Il ciclo mestruale si fonda sui livelli di due ormoni, estrogeni e progesterone. La crescita del primo corrisponde a bassi livelli dell’altro e viceversa.

La Loro azione porta all’ispessimento della mucosa endometriale, elemento fondamentale al fine si realizzi l’impianto dell’embrione in utero, nonché la crescita dei follicoli nell’ovaio con sviluppo infine di un solo Follicolo che si considera dominante, il quale raggiunto circa i 20 mm di diametro scoppia con fuoriuscita dell’ovocita, normalmente intorno al 14esimo giorno del ciclo.

La cellula uovo viene quindi captata dalle fimbrie tubariche con possibilità di venir fecondato da uno spermatozoo nella porzione ampollare della tuba.
In caso di mancata fecondazione crollano i livelli di estrogeni e progesterone e ciò determina lo sfaldamento della mucosa uterina con conseguente sopraggiungimento del flusso mestruale.

Aborto sintomi e cause

ABORTO
Con questo termine s’intende un evento caratterizzato da un interruzione di gravidanza prima delle 20 settimane di gestazione. Si determina generalmente nel corso del primo trimestre secondo una curva dove la percentuale di abortivIta’ risulta esser molto alta a 6 settimane per poi decrescere fino ad arrivare a raggiungere livelli minimi alla fine del primo trimestre.

Un aborto può determinarsi per diverse ragioni, la maggioranza delle quali non imputabili alla gestante, in primissima motivo di natura genetica. Lo sviluppo dell’embrione infatti deriva dalla fusione del DNA materno e paterno con formazione di un nuovo DNA che in caso di aborto può contenere qualche errore nella sua sequenza che porta all’impossibilità di questa gravidanza di poter andare avanti ed esser quindi considerata incompatibile con la vita esterna. 7 donne su 10 sperimentano questo evento, quindi molto frequente.
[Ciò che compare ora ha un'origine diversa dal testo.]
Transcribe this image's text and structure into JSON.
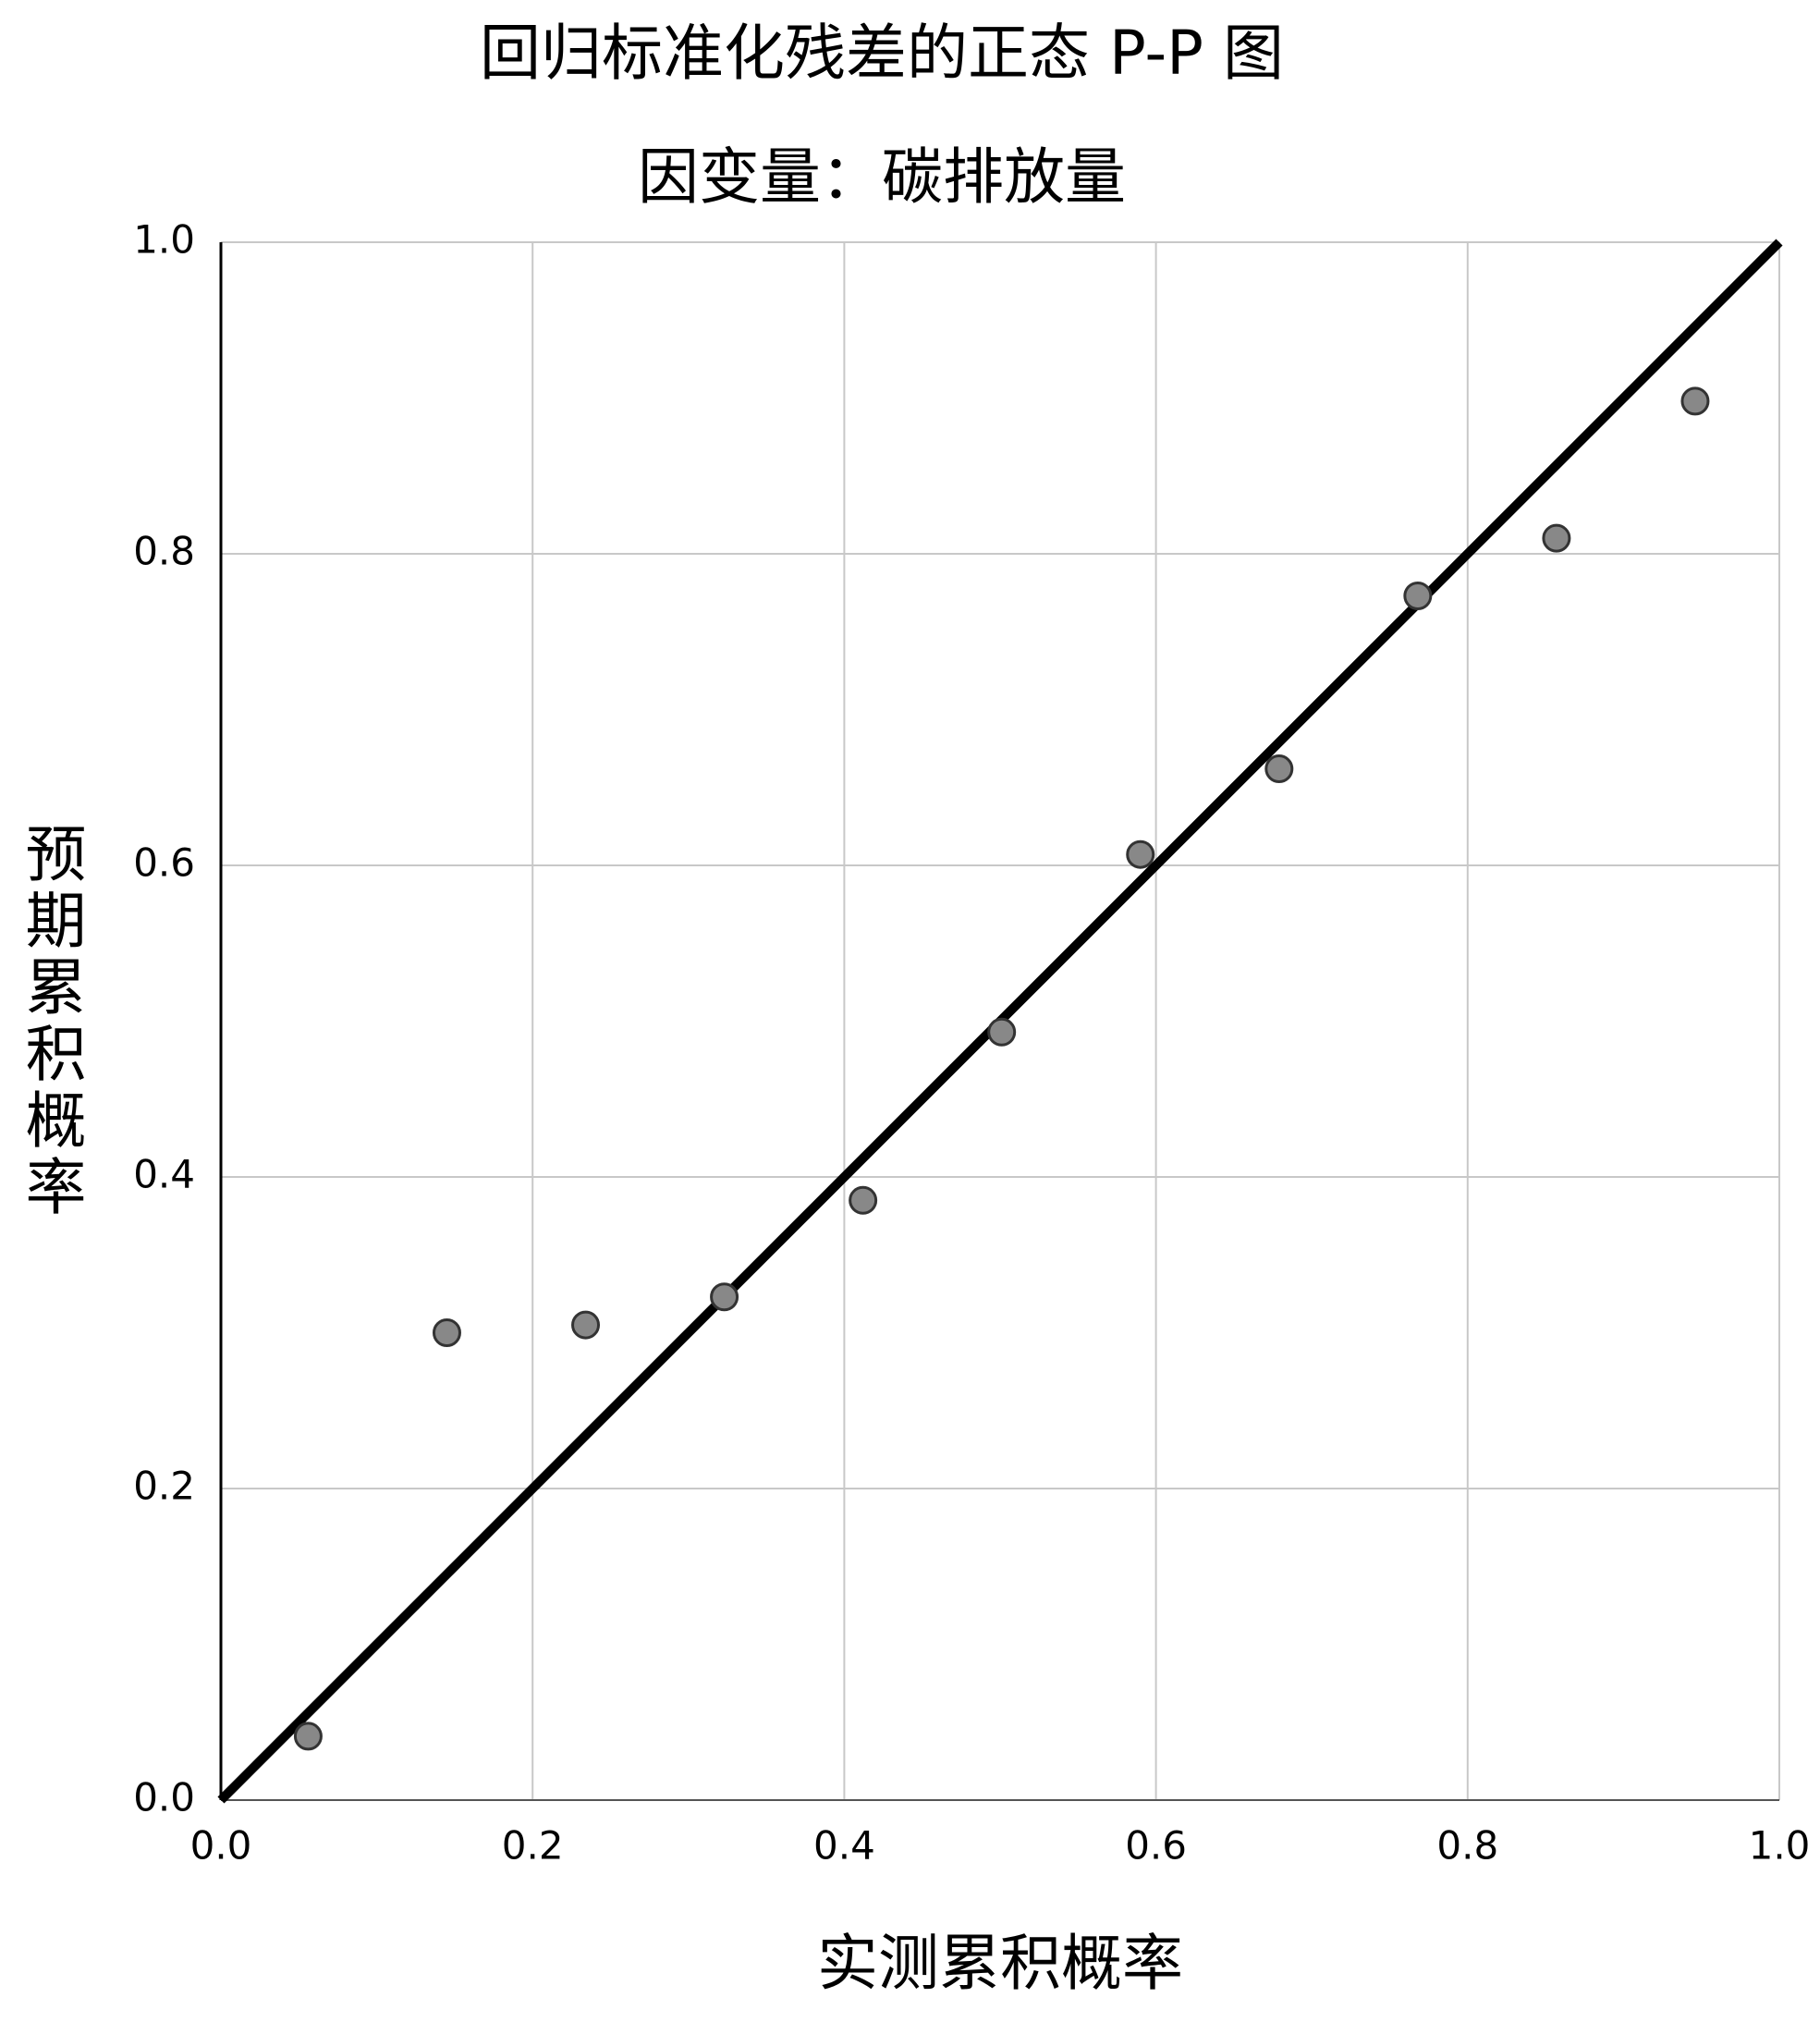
{
  "chart_data": {
    "type": "scatter",
    "title": "回归标准化残差的正态 P-P 图",
    "subtitle": "因变量：碳排放量",
    "x_label": "实测累积概率",
    "y_label": "预期累积概率",
    "x": [
      0.056,
      0.145,
      0.234,
      0.323,
      0.412,
      0.501,
      0.59,
      0.679,
      0.768,
      0.857,
      0.946
    ],
    "values": [
      0.041,
      0.3,
      0.305,
      0.323,
      0.385,
      0.493,
      0.607,
      0.662,
      0.773,
      0.81,
      0.898
    ],
    "color": "#888888",
    "xlim": [
      0,
      1
    ],
    "ylim": [
      0,
      1
    ],
    "xticks": [
      {
        "value": 0,
        "label": "0.0"
      },
      0.2,
      0.4,
      0.6,
      0.8,
      {
        "value": 1,
        "label": "1.0"
      }
    ],
    "yticks": [
      {
        "value": 0,
        "label": "0.0"
      },
      0.2,
      0.4,
      0.6,
      0.8,
      {
        "value": 1,
        "label": "1.0"
      }
    ],
    "grid": true,
    "diagonal": true
  }
}
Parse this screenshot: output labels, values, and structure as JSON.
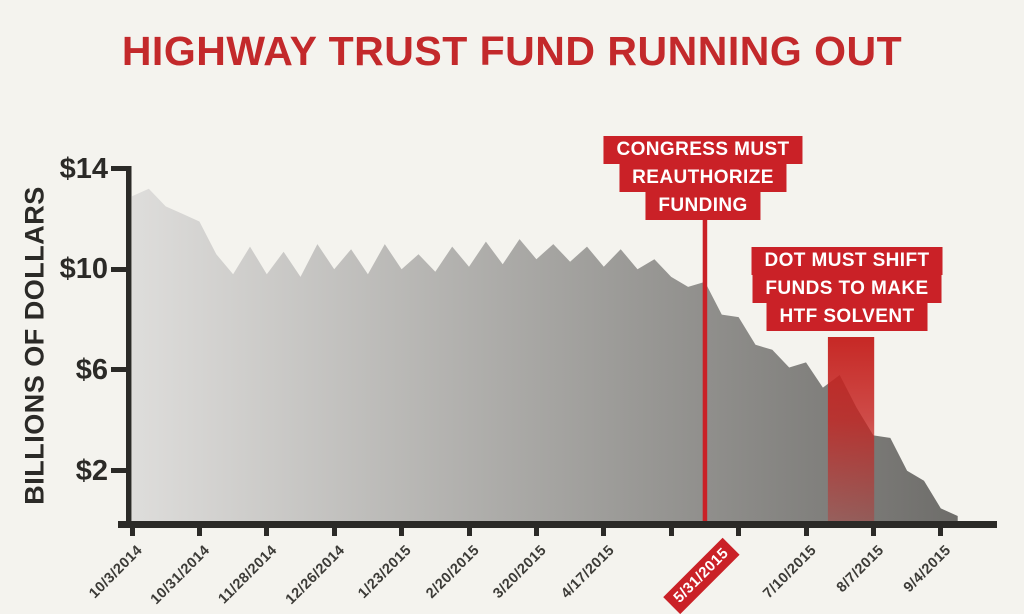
{
  "title": "HIGHWAY TRUST FUND RUNNING OUT",
  "colors": {
    "background": "#f4f3ee",
    "title_red": "#c3292b",
    "accent_red": "#ca2127",
    "axis_dark": "#2b2a27",
    "label_dark": "#3c3b37",
    "area_gradient": [
      "#dedddb",
      "#a6a5a2",
      "#6e6d6a"
    ]
  },
  "chart_data": {
    "type": "area",
    "title": "HIGHWAY TRUST FUND RUNNING OUT",
    "xlabel": "",
    "ylabel": "BILLIONS OF DOLLARS",
    "ylim": [
      0,
      14
    ],
    "grid": false,
    "legend": "none",
    "yticks": [
      {
        "label": "$14",
        "value": 14
      },
      {
        "label": "$10",
        "value": 10
      },
      {
        "label": "$6",
        "value": 6
      },
      {
        "label": "$2",
        "value": 2
      }
    ],
    "xticks": [
      {
        "week": 0,
        "label": "10/3/2014"
      },
      {
        "week": 4,
        "label": "10/31/2014"
      },
      {
        "week": 8,
        "label": "11/28/2014"
      },
      {
        "week": 12,
        "label": "12/26/2014"
      },
      {
        "week": 16,
        "label": "1/23/2015"
      },
      {
        "week": 20,
        "label": "2/20/2015"
      },
      {
        "week": 24,
        "label": "3/20/2015"
      },
      {
        "week": 28,
        "label": "4/17/2015"
      },
      {
        "week": 32,
        "label": null
      },
      {
        "week": 36,
        "label": null
      },
      {
        "week": 40,
        "label": "7/10/2015"
      },
      {
        "week": 44,
        "label": "8/7/2015"
      },
      {
        "week": 48,
        "label": "9/4/2015"
      }
    ],
    "deadline_tick": {
      "label": "5/31/2015",
      "week": 34,
      "highlight": true
    },
    "series": [
      {
        "name": "Highway Trust Fund balance",
        "unit": "billions of dollars",
        "x_unit": "weeks since 10/3/2014",
        "x_step_weeks": 1,
        "values": [
          12.9,
          13.2,
          12.5,
          12.2,
          11.9,
          10.6,
          9.8,
          10.9,
          9.8,
          10.7,
          9.7,
          11.0,
          10.0,
          10.8,
          9.8,
          11.0,
          10.0,
          10.6,
          9.9,
          10.9,
          10.1,
          11.1,
          10.2,
          11.2,
          10.4,
          11.0,
          10.3,
          10.9,
          10.1,
          10.8,
          10.0,
          10.4,
          9.7,
          9.3,
          9.5,
          8.2,
          8.1,
          7.0,
          6.8,
          6.1,
          6.3,
          5.3,
          5.8,
          4.5,
          3.4,
          3.3,
          2.0,
          1.6,
          0.5,
          0.2
        ]
      }
    ],
    "annotations": {
      "congress": {
        "lines": [
          "CONGRESS MUST",
          "REAUTHORIZE",
          "FUNDING"
        ],
        "date": "5/31/2015",
        "line_week": 34
      },
      "dot": {
        "lines": [
          "DOT MUST SHIFT",
          "FUNDS TO MAKE",
          "HTF SOLVENT"
        ],
        "band_week_start": 41.3,
        "band_week_end": 44.05
      }
    }
  }
}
La sintomatologia correlata all’evento abortivo e’ diversa, a secondo dell’epoca di gravidanza.
In alcuni casi l’aborto si determina molto velocemente e precocemente tanto da non esser nemmeno certi di esser realmente in gravidanza.
In generale i sintomi correlati ad aborto sono:
– Flusso mestruale abbondante
– Dolore addominale crampiforme con irradiazione in zona lombare

Esistono diverse tipologie di aborto che dipendono dalla presenza o meno dei sintomi e dall’epoca gestazionale.

Aborto spontaneo completo: caratterizzato da un flusso mestruale
molto abbondante. Al controllo ecografico la cavità uterina appare vuota e lo spessore dell’endometrio sottile. In questo caso non c’è bisogno di ricovero ospedaliero.

Aborto spontaneo incompleto:
caratterizzato da perdite ematiche vaginali ma al controllo ecografico persistono residui coriali in utero. In questo caso si può ricorrere ad una terapia farmacologica con controllo ginecologico dopo una settimana oppure, meno probabile, ricovero in ospedale per intervento chirurgico di revisione della cavità uterina.

Aborto ritenuto: in questo caso la paziente difficilmente avverte sintomatologia e la diagnosi viene posta durante un controllo ecografico dove non si rileva attività cardiaca fetale. In questo caso si può scegliere se intervenire per via farmacologica o per via chirurgica.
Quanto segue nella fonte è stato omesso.